The Small Business Administration (SBA) specializes in matching businesses that are looking for loans with vetted lenders. These business loans are backed by the SBA. You're likely to find plenty of debt financing options with SBA loans and can shop for low interest rates.

The advantages of debt financing are clear when opting for a loan. Your company can take a tax deduction for the interest payments. The monthly payments are on a repayment schedule, making it easier to know how much you need to allot each month. Perhaps the most important benefit is that you retain control of your company instead of selling off shares and potential future profit.

You should be aware of the disadvantages of debt financing. Loans aren't one-sided. Whether or not your business survives, you are still on the hook for repayment. Your credit rating will suffer if you don't meet your repayment terms. Assuming the debt of a loan can have a negative effect on your credit score, which will worsen your creditworthiness if you default.

Also, keep in mind that if things do end up falling apart, Chapter 11 bankruptcy isn't a cure-all. During business bankruptcy, for example, your business lenders and bondholders take priority when assets are allocated.

Revolving Loans

A revolving loan such as a line of credit offers flexibility and only charges interest on the outstanding debt. It stretches the definition of a loan, as there's no lump sump delivered. The higher interest rates can upset your balance sheets. Credit cards are also a possibility, but the interest rates that accompany overdue balances are often a financial backbreaker.

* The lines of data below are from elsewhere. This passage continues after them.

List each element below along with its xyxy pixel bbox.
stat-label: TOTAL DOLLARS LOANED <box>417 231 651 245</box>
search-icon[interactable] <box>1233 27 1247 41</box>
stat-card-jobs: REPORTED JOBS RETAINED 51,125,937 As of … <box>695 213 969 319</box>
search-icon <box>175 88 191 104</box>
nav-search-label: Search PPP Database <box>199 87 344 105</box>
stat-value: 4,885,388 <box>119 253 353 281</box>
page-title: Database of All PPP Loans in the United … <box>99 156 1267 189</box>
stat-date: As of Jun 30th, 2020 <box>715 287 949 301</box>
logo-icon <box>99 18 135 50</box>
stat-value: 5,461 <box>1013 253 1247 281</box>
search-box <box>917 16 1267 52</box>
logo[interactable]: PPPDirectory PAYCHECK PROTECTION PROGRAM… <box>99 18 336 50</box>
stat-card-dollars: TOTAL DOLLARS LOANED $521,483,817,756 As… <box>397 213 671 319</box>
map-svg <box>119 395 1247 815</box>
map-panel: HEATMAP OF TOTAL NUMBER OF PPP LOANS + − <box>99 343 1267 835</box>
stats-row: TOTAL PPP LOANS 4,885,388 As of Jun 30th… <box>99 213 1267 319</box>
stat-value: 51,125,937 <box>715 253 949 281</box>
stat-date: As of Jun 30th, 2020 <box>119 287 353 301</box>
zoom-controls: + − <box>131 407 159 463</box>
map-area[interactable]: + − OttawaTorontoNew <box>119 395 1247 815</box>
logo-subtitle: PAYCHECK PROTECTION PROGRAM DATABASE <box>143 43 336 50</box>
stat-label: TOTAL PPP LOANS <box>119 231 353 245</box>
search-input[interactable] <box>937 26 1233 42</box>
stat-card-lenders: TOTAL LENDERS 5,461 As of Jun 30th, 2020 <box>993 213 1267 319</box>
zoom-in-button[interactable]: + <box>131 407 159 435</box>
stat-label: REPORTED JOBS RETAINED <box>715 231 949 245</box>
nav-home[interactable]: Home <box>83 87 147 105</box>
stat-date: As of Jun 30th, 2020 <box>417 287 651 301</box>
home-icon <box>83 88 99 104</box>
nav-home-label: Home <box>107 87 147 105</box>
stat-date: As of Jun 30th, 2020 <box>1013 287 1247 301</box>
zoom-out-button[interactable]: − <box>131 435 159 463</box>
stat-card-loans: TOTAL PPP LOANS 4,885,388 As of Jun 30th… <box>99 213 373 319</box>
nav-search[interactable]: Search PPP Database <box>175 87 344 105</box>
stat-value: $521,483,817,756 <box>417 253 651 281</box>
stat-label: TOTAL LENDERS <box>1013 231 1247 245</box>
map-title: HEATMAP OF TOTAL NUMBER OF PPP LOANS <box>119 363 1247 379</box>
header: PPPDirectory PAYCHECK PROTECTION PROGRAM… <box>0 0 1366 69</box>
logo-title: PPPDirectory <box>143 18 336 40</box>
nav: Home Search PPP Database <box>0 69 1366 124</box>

"Loans" Based on Cashflow and Debt Financing

There are other types of debt financing. These methods to generate quick income aren't quite loans. All offer advantages and disadvantages.

Invoice Financing

If you've got steady customers with a clean payment history, you can sell their outstanding invoices to a third party. You'll have to do so at a discount, but you'll get a smaller share immediately. Invoice financing doesn't fit the true definition of a loan, as you're selling your accounts receivable and don't owe additional interest.

Selling Bonds and Notes

A business owner can sell bonds and notes to raise immediate cash. Bonds are issued as long-term investments for the investor. They'll get the amount they lent back on the maturity date and receive interest payments until then. Notes are similar to bonds but vary more in maturity dates and payment terms. They can act as short-term loans.

Why Not Private Equity?

Opting for equity to fill short-term financial needs is tempting. There's neither debt nor interest to pay. You have no repayment obligations. Operating without debt can make your company seem more secure and keep your assets unencumbered.

Still, accepting equity is agreeing to have a new partner in your business, no matter how small their portion is. You'll no longer have full ownership. When profits start rolling in, you're required to give them their share. With capital raised through debt financing, your obligation ends once you've made your final payment.

Decisions, Decisions

There's no single correct answer when it comes to choosing how to raise business capital. Each company is different, as will be their situation. Given the flexibility of debt financing and the concrete end-of-debt terms it brings with it, it's worth consideration as a feasible option.